Over the last fifteen years a revolution in quality has propelled the Chianti Classico appellation back to the forefront of Italian winemaking and it is now widely acknowledged that these famed Tuscan hills provide some of the best wines in Europe, especially when it comes to price-quality ratio.
In 2013 structural changes were made to the DOCG and we saw the introduction of a Gran Selezione category, the first significant deviation from Italy’s quality system since it began. Initially there was skepticism, but over the last few years the concept has become familiar to merchants and consumers and there is now a sense that the Gran Selezione idea has provided a framework through which to showcase the best aromas and flavours of Sangiovese from the historic nine villages of the Chianti Classico area.
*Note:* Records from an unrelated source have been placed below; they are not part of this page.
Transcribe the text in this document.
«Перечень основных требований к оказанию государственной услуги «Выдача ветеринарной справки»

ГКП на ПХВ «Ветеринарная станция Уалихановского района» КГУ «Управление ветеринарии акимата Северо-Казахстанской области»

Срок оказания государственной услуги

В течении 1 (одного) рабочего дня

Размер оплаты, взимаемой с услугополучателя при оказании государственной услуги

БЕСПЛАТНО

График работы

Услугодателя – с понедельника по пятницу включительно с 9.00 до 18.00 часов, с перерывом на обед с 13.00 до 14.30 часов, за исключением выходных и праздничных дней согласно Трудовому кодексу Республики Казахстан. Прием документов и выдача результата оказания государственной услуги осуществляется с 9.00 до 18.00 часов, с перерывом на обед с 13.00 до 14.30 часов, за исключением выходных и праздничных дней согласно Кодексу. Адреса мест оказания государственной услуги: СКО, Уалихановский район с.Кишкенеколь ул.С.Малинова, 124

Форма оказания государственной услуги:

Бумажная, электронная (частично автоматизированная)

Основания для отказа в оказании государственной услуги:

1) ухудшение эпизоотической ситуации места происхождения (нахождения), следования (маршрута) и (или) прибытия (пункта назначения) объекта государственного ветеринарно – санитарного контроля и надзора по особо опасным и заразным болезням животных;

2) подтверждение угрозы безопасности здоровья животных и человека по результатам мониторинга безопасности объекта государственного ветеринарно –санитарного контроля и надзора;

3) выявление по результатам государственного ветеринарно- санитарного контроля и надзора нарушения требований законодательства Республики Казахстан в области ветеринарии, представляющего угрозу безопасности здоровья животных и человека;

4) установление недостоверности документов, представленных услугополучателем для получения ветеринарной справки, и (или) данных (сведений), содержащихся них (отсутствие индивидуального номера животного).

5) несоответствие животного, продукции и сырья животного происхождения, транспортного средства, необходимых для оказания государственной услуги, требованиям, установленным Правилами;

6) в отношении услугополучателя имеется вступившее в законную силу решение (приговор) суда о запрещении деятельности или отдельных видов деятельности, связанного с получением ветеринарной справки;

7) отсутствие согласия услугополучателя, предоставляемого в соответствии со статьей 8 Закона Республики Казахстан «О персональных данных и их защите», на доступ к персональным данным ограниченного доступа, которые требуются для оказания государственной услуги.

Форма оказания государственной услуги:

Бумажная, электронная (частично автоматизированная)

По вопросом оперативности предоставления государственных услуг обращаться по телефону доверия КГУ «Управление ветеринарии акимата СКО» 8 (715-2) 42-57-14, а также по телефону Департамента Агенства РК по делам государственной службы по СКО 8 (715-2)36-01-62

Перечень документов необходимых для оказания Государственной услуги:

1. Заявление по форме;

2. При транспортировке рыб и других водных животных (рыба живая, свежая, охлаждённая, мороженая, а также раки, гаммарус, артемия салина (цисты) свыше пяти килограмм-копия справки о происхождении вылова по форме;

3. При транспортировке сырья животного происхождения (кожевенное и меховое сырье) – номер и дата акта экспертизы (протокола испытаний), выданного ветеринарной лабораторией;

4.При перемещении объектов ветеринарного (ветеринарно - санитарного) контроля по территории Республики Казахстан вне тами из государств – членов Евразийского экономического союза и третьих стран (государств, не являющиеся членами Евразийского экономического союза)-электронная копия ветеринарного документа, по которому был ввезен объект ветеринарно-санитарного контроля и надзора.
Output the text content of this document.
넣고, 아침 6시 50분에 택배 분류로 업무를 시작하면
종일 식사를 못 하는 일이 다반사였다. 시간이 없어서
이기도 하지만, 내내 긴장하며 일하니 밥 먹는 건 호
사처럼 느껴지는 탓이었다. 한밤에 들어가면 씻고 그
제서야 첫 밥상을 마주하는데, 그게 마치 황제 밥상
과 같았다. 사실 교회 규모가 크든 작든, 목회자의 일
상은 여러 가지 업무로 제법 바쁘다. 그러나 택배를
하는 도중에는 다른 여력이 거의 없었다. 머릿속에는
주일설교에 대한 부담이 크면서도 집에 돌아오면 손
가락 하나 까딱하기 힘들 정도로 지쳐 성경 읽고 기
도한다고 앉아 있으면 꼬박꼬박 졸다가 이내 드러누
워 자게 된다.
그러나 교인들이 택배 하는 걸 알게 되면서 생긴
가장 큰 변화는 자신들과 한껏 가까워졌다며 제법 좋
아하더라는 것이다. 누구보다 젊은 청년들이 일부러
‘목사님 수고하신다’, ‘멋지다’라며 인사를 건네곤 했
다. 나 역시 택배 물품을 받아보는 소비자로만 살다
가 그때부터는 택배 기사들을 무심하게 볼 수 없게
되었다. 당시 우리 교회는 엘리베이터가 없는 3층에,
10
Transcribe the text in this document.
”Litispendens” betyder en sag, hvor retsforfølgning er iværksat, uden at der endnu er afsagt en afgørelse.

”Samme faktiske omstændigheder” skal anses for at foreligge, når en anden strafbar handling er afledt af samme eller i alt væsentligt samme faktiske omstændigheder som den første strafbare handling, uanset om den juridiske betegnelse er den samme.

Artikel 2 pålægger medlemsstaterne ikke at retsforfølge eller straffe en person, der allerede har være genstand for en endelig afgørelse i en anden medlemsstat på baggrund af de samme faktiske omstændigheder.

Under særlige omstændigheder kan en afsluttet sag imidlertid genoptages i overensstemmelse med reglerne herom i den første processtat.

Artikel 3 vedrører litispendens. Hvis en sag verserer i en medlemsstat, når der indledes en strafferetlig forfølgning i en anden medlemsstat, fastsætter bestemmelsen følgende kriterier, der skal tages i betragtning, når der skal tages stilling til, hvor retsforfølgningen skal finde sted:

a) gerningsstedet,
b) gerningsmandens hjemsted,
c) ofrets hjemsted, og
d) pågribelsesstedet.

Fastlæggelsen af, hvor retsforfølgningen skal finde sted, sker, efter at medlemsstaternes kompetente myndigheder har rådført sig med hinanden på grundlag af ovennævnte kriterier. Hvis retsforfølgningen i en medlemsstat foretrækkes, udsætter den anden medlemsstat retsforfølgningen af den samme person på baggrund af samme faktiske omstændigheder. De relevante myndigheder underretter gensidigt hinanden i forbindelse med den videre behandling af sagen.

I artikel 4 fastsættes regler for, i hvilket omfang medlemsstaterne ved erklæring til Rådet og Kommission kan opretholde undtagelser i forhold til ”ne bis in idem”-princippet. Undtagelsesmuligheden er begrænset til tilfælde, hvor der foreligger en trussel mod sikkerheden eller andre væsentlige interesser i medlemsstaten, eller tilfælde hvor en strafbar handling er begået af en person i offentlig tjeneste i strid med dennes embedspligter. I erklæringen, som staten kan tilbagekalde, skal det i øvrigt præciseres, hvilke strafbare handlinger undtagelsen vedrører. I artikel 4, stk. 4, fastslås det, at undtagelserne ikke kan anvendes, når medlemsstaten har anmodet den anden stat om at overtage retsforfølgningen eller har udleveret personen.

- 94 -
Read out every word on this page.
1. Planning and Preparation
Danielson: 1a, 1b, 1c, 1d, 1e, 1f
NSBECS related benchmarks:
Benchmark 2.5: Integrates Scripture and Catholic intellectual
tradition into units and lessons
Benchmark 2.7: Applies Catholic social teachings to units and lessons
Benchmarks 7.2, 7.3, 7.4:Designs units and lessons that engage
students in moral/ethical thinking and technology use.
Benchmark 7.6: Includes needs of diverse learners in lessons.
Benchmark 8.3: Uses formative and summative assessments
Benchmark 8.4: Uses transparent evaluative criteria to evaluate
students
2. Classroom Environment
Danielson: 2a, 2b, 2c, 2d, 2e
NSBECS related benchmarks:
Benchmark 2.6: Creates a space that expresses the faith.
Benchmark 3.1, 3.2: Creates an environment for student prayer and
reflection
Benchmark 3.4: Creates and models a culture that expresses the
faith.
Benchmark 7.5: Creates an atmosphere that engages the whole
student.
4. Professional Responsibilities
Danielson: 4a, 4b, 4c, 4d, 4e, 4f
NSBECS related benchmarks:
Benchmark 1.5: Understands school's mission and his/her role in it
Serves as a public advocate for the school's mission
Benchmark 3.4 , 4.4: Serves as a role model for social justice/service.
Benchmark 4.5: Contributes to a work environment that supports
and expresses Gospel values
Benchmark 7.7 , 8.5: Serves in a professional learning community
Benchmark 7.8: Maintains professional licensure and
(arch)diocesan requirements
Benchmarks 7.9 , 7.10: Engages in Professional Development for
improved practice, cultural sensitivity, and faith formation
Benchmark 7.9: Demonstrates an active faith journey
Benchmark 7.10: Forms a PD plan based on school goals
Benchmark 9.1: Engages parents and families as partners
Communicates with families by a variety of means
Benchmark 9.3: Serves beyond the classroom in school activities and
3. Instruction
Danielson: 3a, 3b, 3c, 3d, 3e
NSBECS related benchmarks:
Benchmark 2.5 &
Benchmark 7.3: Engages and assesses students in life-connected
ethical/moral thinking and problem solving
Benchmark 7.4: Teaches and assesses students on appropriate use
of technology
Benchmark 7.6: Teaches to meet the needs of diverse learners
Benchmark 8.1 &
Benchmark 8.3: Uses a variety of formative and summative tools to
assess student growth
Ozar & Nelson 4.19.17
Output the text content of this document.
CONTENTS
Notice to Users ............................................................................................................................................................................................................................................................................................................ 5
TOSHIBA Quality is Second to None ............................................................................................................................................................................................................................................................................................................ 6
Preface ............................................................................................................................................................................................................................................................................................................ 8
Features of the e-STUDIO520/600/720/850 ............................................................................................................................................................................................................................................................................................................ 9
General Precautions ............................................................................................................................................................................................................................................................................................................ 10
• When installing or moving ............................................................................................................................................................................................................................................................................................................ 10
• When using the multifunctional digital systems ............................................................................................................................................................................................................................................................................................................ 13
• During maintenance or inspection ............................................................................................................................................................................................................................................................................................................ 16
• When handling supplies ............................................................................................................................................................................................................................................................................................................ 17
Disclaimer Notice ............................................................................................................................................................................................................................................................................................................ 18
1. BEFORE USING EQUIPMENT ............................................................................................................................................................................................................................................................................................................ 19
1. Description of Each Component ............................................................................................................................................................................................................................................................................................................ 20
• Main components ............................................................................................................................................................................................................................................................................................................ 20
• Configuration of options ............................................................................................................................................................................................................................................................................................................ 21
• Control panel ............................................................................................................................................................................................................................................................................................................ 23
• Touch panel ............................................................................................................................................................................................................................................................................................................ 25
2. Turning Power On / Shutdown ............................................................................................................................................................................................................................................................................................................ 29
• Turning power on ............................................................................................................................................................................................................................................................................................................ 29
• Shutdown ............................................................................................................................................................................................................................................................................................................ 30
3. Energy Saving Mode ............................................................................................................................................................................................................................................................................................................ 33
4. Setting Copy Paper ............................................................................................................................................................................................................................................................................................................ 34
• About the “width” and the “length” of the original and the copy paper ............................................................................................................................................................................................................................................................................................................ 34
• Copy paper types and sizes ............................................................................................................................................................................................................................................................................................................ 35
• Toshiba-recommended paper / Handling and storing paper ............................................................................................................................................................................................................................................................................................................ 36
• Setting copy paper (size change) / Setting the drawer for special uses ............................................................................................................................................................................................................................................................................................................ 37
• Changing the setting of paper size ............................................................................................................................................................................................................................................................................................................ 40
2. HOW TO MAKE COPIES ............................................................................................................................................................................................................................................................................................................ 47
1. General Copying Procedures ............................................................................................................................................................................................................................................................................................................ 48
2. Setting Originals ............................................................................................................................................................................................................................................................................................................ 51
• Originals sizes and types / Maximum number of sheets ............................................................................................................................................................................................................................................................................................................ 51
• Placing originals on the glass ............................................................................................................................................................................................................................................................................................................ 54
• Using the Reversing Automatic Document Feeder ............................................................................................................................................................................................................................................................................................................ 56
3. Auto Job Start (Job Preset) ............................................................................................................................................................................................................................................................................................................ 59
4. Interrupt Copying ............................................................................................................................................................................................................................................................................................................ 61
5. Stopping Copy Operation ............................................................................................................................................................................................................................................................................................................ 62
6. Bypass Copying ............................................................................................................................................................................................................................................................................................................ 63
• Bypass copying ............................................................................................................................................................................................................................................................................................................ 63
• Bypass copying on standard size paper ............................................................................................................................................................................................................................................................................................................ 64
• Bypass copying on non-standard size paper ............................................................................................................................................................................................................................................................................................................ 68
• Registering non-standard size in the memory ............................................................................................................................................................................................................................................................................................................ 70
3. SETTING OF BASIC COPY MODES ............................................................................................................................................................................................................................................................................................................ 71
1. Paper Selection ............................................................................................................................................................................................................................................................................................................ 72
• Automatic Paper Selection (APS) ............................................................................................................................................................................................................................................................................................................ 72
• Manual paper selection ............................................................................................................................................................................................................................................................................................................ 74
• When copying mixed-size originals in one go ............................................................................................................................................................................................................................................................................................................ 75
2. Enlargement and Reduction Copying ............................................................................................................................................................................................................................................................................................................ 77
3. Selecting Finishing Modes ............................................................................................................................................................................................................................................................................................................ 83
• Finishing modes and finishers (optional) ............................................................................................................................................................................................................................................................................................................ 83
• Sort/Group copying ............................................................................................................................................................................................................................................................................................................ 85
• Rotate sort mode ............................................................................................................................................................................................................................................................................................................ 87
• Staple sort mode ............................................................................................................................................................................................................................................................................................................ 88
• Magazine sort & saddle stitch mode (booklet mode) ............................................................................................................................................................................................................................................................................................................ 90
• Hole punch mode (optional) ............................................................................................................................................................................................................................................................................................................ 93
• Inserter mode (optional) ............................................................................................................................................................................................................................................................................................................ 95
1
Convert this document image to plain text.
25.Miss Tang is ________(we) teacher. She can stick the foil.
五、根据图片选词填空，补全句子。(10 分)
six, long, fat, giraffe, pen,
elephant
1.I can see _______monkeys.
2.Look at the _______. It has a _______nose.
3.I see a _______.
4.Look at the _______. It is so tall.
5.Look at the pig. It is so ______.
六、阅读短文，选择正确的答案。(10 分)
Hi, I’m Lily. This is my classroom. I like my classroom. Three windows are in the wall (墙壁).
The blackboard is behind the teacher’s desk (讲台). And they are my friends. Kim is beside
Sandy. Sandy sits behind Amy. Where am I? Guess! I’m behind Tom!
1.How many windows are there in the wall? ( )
Gran Selezione wines are produced exclusively from estate-grown grapes. In the vineyard they require stricter yields than standard Chianti Classico. These wines tend to originate from the winery’s best parcels and the result is often a prestigious wine capable of evolution over many years. In the cellar too there are stricter rules to follow. Gran Selezione wines must be aged for a minimum of thirty months. Although contact with wood is not obligatory, most producers choose to age their wines in large botti.
Typically the wines are structured and capable of ageing many years, demonstrating a fine balance between fruit, freshness and the complex nuances of Sangiovese. Many producers believe that a Gran Selezione should be a pure expression of Sangiovese, but a handful choose to complement the variety with other grapes such Malvasia Nera, Ciliegiolo or even international names like Cabernet Sauvignon and Petit Verdot.